The Cook, The Thief, His Wife And Her Lover

In a stunning example of artistic bravery, The Cook, The Thief, His Wife And Her Lover, directed by Peter Greenaway, launches a major assault on the senses. By taking bold strides, in terms of visual design, story construction, and the daring of his performers, Greenaway has elevated the potentially exploitative nature of the movie into the realm of art.

Spica (Michael Gambon), a nasty thug, is the manager of Richard’s (Richard Bohringer) restaurant. Spica is monstrous to the staff and vicious to the patrons, but he saves the brunt of his ire for Georgina, his wife (Helen Mirren), beating and humiliating her for amusement. Georgina finds solace in the arms of her lover (Alan Howard), an intellectual who can meet all of her needs.

The impassioned boldness of this relationship cannot be understated, and the actors should be commended for bravery in taking these roles. Indeed, the casting raises the graphic sexuality from the level of titillating to that of intellectually satisfying. As Mirren simulates fellatio with Howard, her wang-chugging is an expression of deep desires for freedom from her suffocating relationship with Gambon.

But the most profound elements of interest are the secondary details. Elements that may seem inscrutable, (or even entirely irrelevant), at first glance, but which imbue the text with so much greater meaning by their mere presence. When we see Spica outside the restaurant, he is surrounded by stray dogs that nip and beg for scraps – the vicious detritus of his capitalistic excess. Within the restaurant, Greenaway plays games with color and costume, subtly altering the characters’ looks as they move from room to room. There is the man in the kitchen who never wears a shirt, because…devotion to his work outstrips his desire to improve his financial state. And the spiky-haired blonde boy who sings in a piercing falsetto for no reason at all, because…because…
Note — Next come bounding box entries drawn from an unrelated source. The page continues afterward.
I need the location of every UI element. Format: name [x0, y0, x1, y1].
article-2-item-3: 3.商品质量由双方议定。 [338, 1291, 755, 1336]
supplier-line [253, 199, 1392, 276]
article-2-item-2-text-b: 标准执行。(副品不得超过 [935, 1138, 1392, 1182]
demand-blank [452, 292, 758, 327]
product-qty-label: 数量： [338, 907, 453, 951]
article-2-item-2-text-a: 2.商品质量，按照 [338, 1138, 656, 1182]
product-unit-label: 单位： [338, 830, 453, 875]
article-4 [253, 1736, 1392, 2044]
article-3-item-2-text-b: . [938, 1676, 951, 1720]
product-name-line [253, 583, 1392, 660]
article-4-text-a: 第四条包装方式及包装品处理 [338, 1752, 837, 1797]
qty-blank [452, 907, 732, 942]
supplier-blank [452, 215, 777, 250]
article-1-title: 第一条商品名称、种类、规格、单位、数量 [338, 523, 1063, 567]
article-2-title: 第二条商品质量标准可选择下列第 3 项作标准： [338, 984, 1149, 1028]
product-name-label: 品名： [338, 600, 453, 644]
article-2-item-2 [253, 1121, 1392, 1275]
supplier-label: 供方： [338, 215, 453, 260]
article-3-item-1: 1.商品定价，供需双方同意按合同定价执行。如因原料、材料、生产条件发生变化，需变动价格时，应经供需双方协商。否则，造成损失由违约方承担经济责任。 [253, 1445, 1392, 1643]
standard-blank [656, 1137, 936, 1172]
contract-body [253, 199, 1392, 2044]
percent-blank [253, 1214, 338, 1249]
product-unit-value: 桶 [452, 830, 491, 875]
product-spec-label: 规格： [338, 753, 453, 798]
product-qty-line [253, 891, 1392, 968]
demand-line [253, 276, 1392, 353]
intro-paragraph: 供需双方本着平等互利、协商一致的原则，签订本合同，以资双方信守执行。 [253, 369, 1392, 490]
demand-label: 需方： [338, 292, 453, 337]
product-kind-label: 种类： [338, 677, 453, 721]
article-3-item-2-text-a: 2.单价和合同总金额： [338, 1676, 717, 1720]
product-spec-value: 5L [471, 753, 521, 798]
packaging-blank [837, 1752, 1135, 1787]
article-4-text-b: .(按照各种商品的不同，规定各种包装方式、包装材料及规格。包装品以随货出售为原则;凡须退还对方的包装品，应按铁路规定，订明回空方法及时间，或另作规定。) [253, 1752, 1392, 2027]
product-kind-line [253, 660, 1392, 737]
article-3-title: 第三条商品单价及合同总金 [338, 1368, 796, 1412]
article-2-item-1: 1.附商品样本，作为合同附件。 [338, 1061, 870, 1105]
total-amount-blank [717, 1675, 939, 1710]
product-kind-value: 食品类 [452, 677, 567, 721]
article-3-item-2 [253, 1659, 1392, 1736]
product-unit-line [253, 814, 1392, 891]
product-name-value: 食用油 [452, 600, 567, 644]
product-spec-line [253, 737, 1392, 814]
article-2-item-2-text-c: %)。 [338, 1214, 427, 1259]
Aw, screw it. I can’t keep this up. With its insipid social commentary, CTWL is a pretentious mishmash of incredibly stupid ideas fixed to a banal, EC comics-inspired plot. If Greenaway were Roger Corman, the movie would be dismissed roundly as drive-in trash. But he’s a British director, so it must be ‘art.’

During the first forty-five minutes, only Gambon has a significant line of dialogue, so when the rest of the cast opens up, the effect is off. We are distanced from the characters that this kind of movie needs us to identify with – as if the mere fact that Mirren shows her biddies would be enough to put us on her side. Spica is a disgusting boor, but who cares? The people he is nasty to aren’t developed as anything more than weird props that happen to be alive.

Take the singing boy (please). He’s not a character, but a nagging little plotpoint/cipher who serves as a sort of automatic identifier: Oh look, how horrid – Spica is being nasty to him. Well, if this little toad came to me with his skin-peeling falsetto about washing up, I’d force him to eat his buttons, too, and jam a gun down his throat.

What is particularly stupid about this movie is how it seeks to inform the bland material with a sort of empty-minded allegory, to make everything more ‘meaningful.’ See, the thief is a capitalist pig, the cook a poor, hard-working proletariat, and the lover an intellectual who tempts the wife into greater enlightenment… Commie bullcrap. It makes every scene a kind of tedious guessing game: What does the shirtless cook represent? Why are the dogs always out in the street with Spica? How come Mirren can’t hire a trainer to get rid of the droop in her ass?

Alright, that was nasty. But read the chef’s (paraphrased) dialogue:

People want to be reminded of death. When they eat black foods, it is as if they are saying, ‘Death, I am eating you.’

I mean, for Chrissakes, how much do I have to take?